Zeleniy Yar means something like Green Valley, so it's probably not an uncommon general place name in Russia but the actual Google-searchable city would be named something more city-like?
posted by thefool at 5:31 AM on April 17 [1 favorite]


The red hair suggests a pre-Viking Nordic or Northern European connection

Not necessarily. Hair lightening or reddening in mummied remains is fairly well known and is a factor of differential rates of decay between eumelanin (black-brown) and pheomelanin (reddish).
posted by Panjandrum at 8:17 AM on April 17 [3 favorites]


Last worked on in 2001(?), according to this 2004 NYT article. Which should make it easier to find copies of the original papers (if they exist/exist in English).
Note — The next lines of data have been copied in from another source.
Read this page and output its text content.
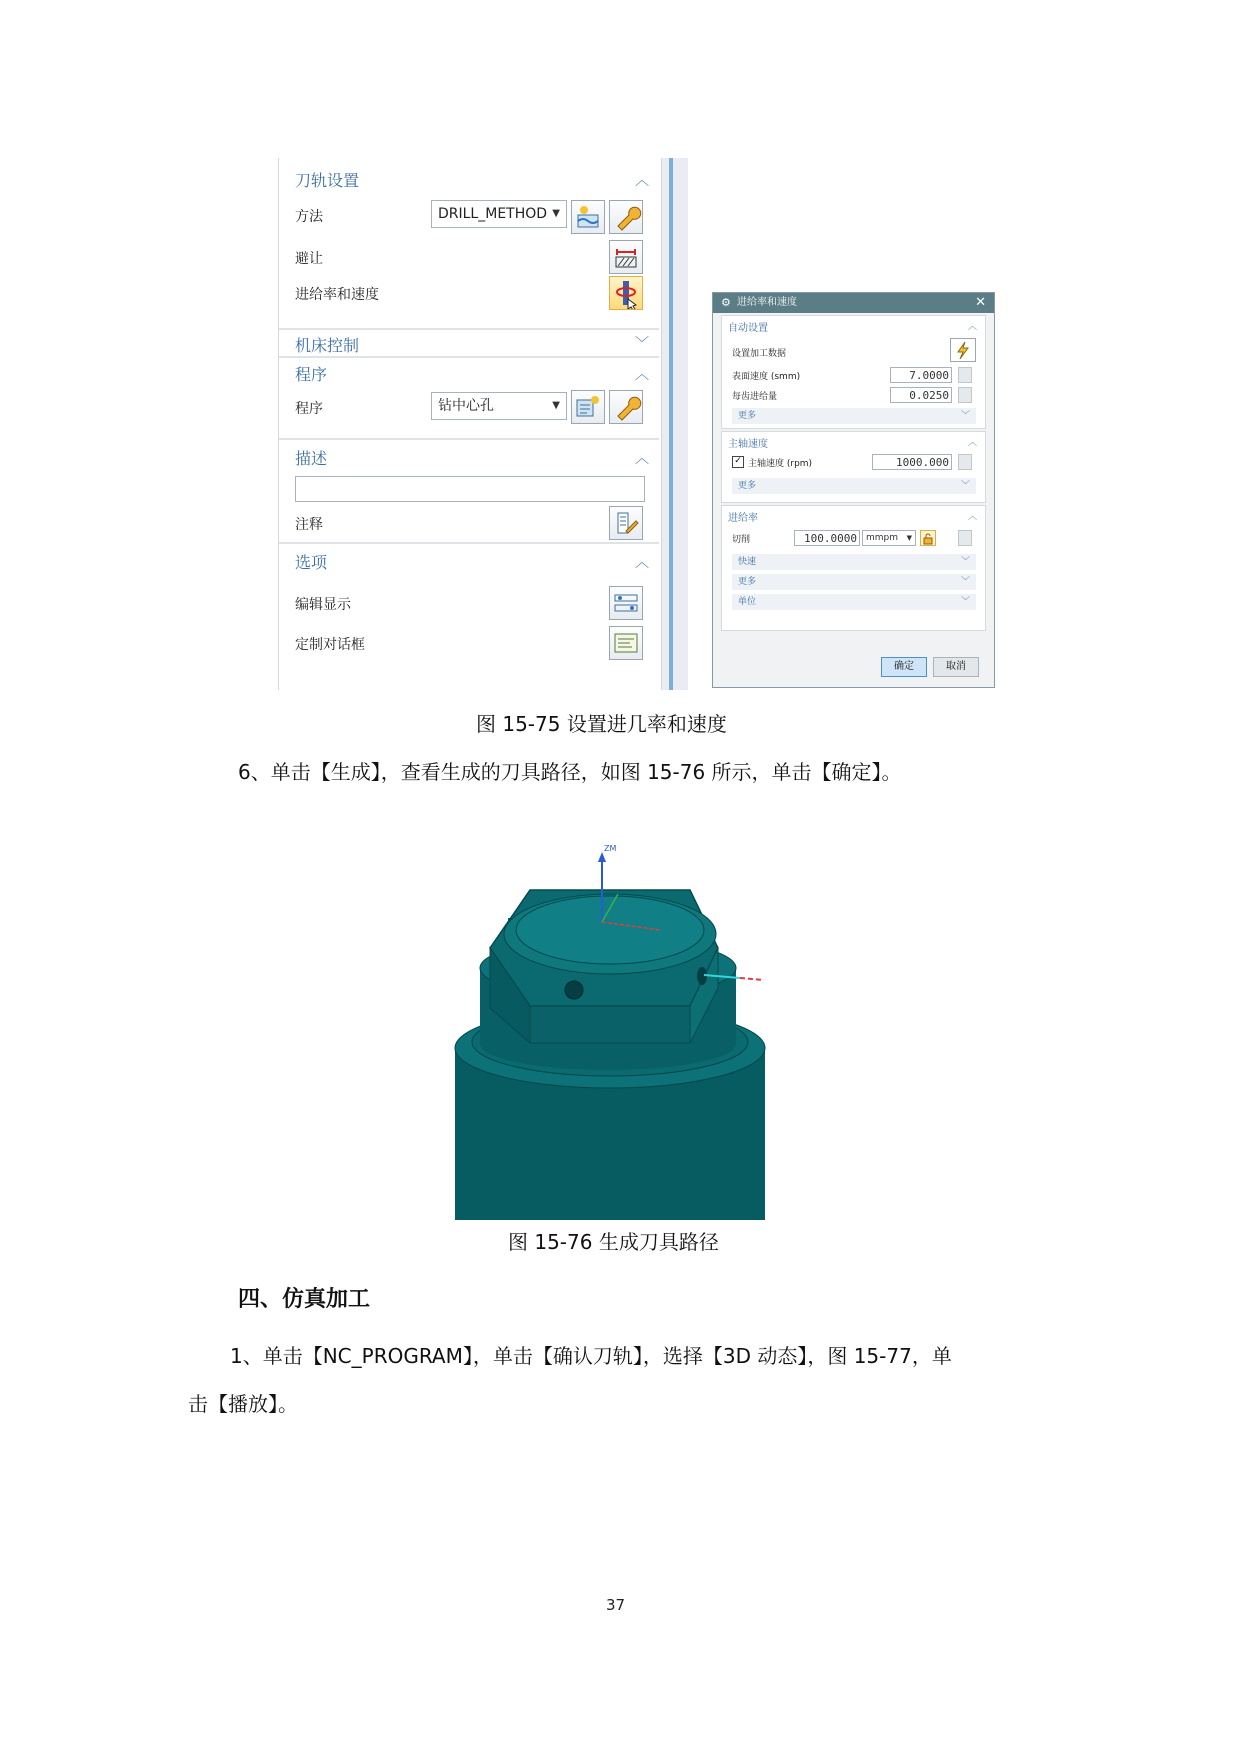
刀轨设置	︿
方法	DRILL_METHOD ▼
避让
进给率和速度
机床控制	﹀
程序	︿
程序	钻中心孔	▼
描述	︿
注释
选项	︿
编辑显示
定制对话框
⚙ 进给率和速度	✕
自动设置	︿
设置加工数据
表面速度 (smm)	7.0000
每齿进给量	0.0250
更多	﹀
主轴速度	︿
✓ 主轴速度 (rpm)	1000.000
更多	﹀
进给率	︿
切削	100.0000	mmpm ▼
快速	﹀
更多	﹀
单位	﹀
确定	取消
图 15-75 设置进几率和速度
6、单击【生成】，查看生成的刀具路径，如图 15-76 所示，单击【确定】。
ZM
图 15-76 生成刀具路径
四、仿真加工
1、单击【NC_PROGRAM】，单击【确认刀轨】，选择【3D 动态】，图 15-77，单
击【播放】。
37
It's crazy how much of a rehash these new reports are of the NYT article you linked. It's almost plagiarism! The newest info. is mostly that they started excavating again and the pictures, assuming those are even new images.
posted by ChuckRamone at 12:11 PM on April 17


I know. It was also frustrating that I couldn't find much in the way of primary sources, with all the most-recent-buzz articles just sort of linking to each other.

thefool's link above is a pretty solid "state of the art" wrap-up as of 2006, stating their conclusions that the dating of the site and the burial practices seem more closely associated with early Ugric and Samoyed peoples up the Ob valley (where the Proto-Hungarians/Mansi/Nenets/Khanty people were separating). Hopefully the genetic data will allow this hypothesis to be tested compared to the Viking hypotheses above.

The homepage _is_ accessible from here, but all of the search functions and most of the content seem to be in Russian. Thanks to thefool for finding it, though.
posted by Earthtopus at 3:31 PM on April 17


Here is a short paper on climate change in Yamal that discussed archaeological work farther north than the Zeleniy Yar site which indicates human presence and at least some domestication of reindeer as far back as 600AD, and cites the author (N. Fedorova) who appears in both the yamalarcheology.ru site and in the mainstream articles. A pity her 1998 monograph is not really publicly accessible, but the copper makes it clear that at some point they had something worth trading with their neighbors to the west or (more likely) south.
posted by Earthtopus at 3:47 PM on April 17


Cool.
posted by homunculus at 2:23 AM on April 19


The article talks about the orientation of the bodies being of possible religious significance because they are all aligned the same way. Is it common for historic sites like this to have the bodies buried willy nilly such that regular orientation would be significant?